红烛高照的卧房内,江初月低眉顺目,连呼吸都不敢太重。

“本王不饿。”谢临渊黑眸半眯,他敏锐捕捉到江初月眼里的畏惧。

她害怕他。

犹如屋檐下的雀儿畏惧苍鹰。

江初月低着头,虽然害怕,但肚子实在是饥饿。她鼓起勇气,顶着谢临渊仿佛要吃人似的眼神,把食盒里的四块糕点全吃了。

饥肠辘辘的胃总算饱了一些。

吃完东西,江初月喝茶漱口。

红艳艳的喜房安安静静,歇息时间到了。主卧的喜床很大,鲜艳的红锦被子上铺满桂圆和花生,意味着早生贵子。

江初月绞紧指尖,声音细若蚊呐:“我,妾身可睡偏房。
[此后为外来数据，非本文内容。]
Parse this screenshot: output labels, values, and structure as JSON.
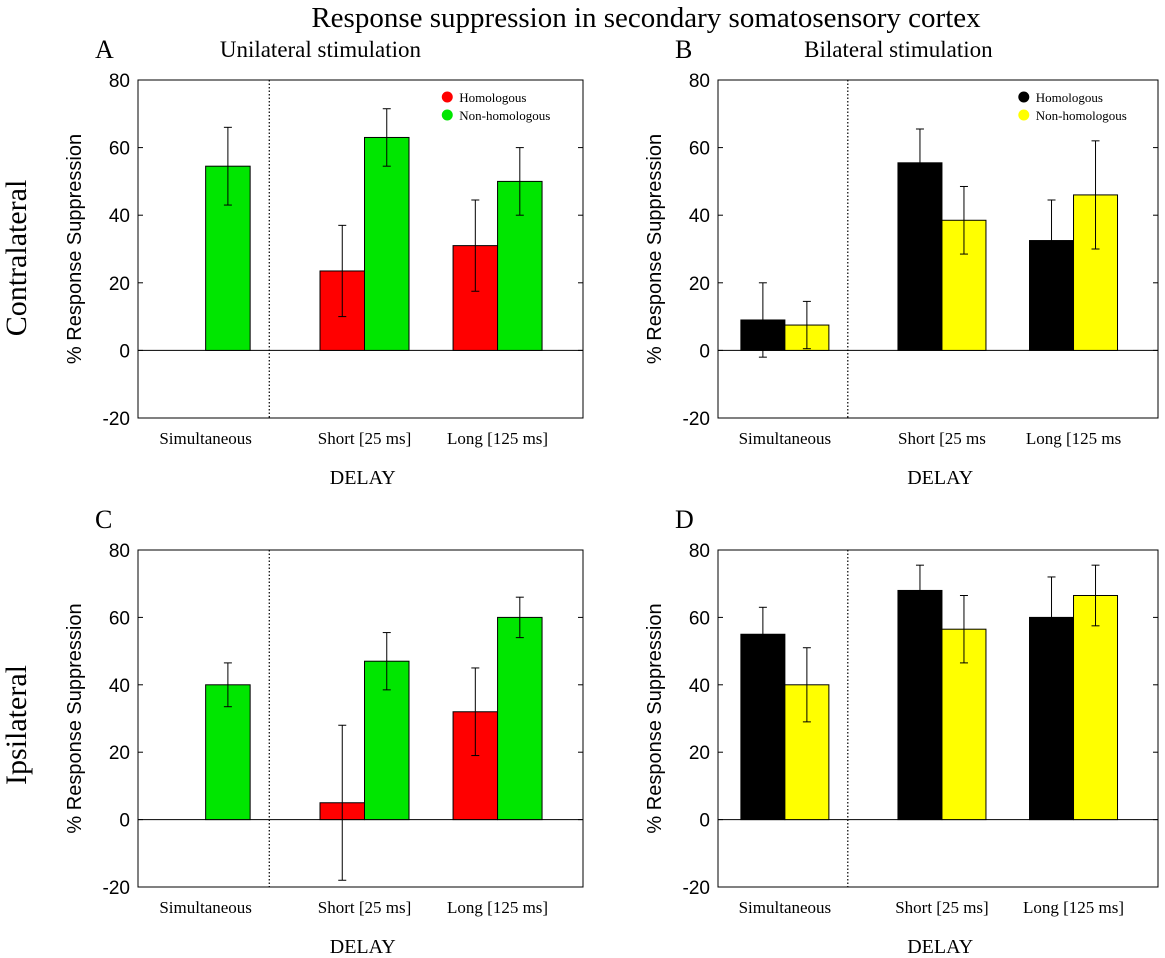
{
  "figure": {
    "title": "Response suppression in secondary somatosensory cortex",
    "row_labels": [
      "Contralateral",
      "Ipsilateral"
    ]
  },
  "chart_data": [
    {
      "type": "bar",
      "panel_letter": "A",
      "subtitle": "Unilateral stimulation",
      "xlabel": "DELAY",
      "ylabel": "% Response Suppression",
      "ylim": [
        -20,
        80
      ],
      "yticks": [
        -20,
        0,
        20,
        40,
        60,
        80
      ],
      "categories": [
        "Simultaneous",
        "Short [25 ms]",
        "Long [125 ms]"
      ],
      "legend_position": "top-right",
      "series": [
        {
          "name": "Homologous",
          "color": "#ff0000",
          "values": [
            null,
            23.5,
            31
          ],
          "errors": [
            null,
            13.5,
            13.5
          ]
        },
        {
          "name": "Non-homologous",
          "color": "#00e600",
          "values": [
            54.5,
            63,
            50
          ],
          "errors": [
            11.5,
            8.5,
            10
          ]
        }
      ]
    },
    {
      "type": "bar",
      "panel_letter": "B",
      "subtitle": "Bilateral stimulation",
      "xlabel": "DELAY",
      "ylabel": "% Response Suppression",
      "ylim": [
        -20,
        80
      ],
      "yticks": [
        -20,
        0,
        20,
        40,
        60,
        80
      ],
      "categories": [
        "Simultaneous",
        "Short [25 ms",
        "Long [125 ms"
      ],
      "legend_position": "top-right",
      "series": [
        {
          "name": "Homologous",
          "color": "#000000",
          "values": [
            9,
            55.5,
            32.5
          ],
          "errors": [
            11,
            10,
            12
          ]
        },
        {
          "name": "Non-homologous",
          "color": "#ffff00",
          "values": [
            7.5,
            38.5,
            46
          ],
          "errors": [
            7,
            10,
            16
          ]
        }
      ]
    },
    {
      "type": "bar",
      "panel_letter": "C",
      "subtitle": "",
      "xlabel": "DELAY",
      "ylabel": "% Response Suppression",
      "ylim": [
        -20,
        80
      ],
      "yticks": [
        -20,
        0,
        20,
        40,
        60,
        80
      ],
      "categories": [
        "Simultaneous",
        "Short [25 ms]",
        "Long [125 ms]"
      ],
      "series": [
        {
          "name": "Homologous",
          "color": "#ff0000",
          "values": [
            null,
            5,
            32
          ],
          "errors": [
            null,
            23,
            13
          ]
        },
        {
          "name": "Non-homologous",
          "color": "#00e600",
          "values": [
            40,
            47,
            60
          ],
          "errors": [
            6.5,
            8.5,
            6
          ]
        }
      ]
    },
    {
      "type": "bar",
      "panel_letter": "D",
      "subtitle": "",
      "xlabel": "DELAY",
      "ylabel": "% Response Suppression",
      "ylim": [
        -20,
        80
      ],
      "yticks": [
        -20,
        0,
        20,
        40,
        60,
        80
      ],
      "categories": [
        "Simultaneous",
        "Short [25 ms]",
        "Long [125 ms]"
      ],
      "series": [
        {
          "name": "Homologous",
          "color": "#000000",
          "values": [
            55,
            68,
            60
          ],
          "errors": [
            8,
            7.5,
            12
          ]
        },
        {
          "name": "Non-homologous",
          "color": "#ffff00",
          "values": [
            40,
            56.5,
            66.5
          ],
          "errors": [
            11,
            10,
            9
          ]
        }
      ]
    }
  ]
}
”

她知道谢临渊和萧戟的交易,这场婚事本就不算数。也许,谢临渊根本不打算在新婚之夜碰她。

江初月起身,欲要朝旁边的偏殿走去,谢临渊遒劲有力的手掌箍住她手腕。

谢临渊道:“你我乃是夫妻。”

江初月心脏跳动。

她看到谢临渊眼里的欲色。

传闻不是说摄政王不近女色?怎么他会流露出那种要把人吃干抹净的眼神?

谢临渊箍住她手腕,他掌心的温度透过嫁衣,灼烧了江初月的肌肤。江初月小声说:“听兄长说,王爷不会同我圆房。”

喜烛燃烧,烛火中的江初月一身大红嫁衣,千娇百媚。

谢临渊盯着她的脸,握住她的手腕,问:“本王想,可以吗?”

喜房安静。

夜风拍打窗棂,挂在床帐上的喜铃摇曳作响。江初月抬眸轻声说:“王爷是我夫君,自然可以。”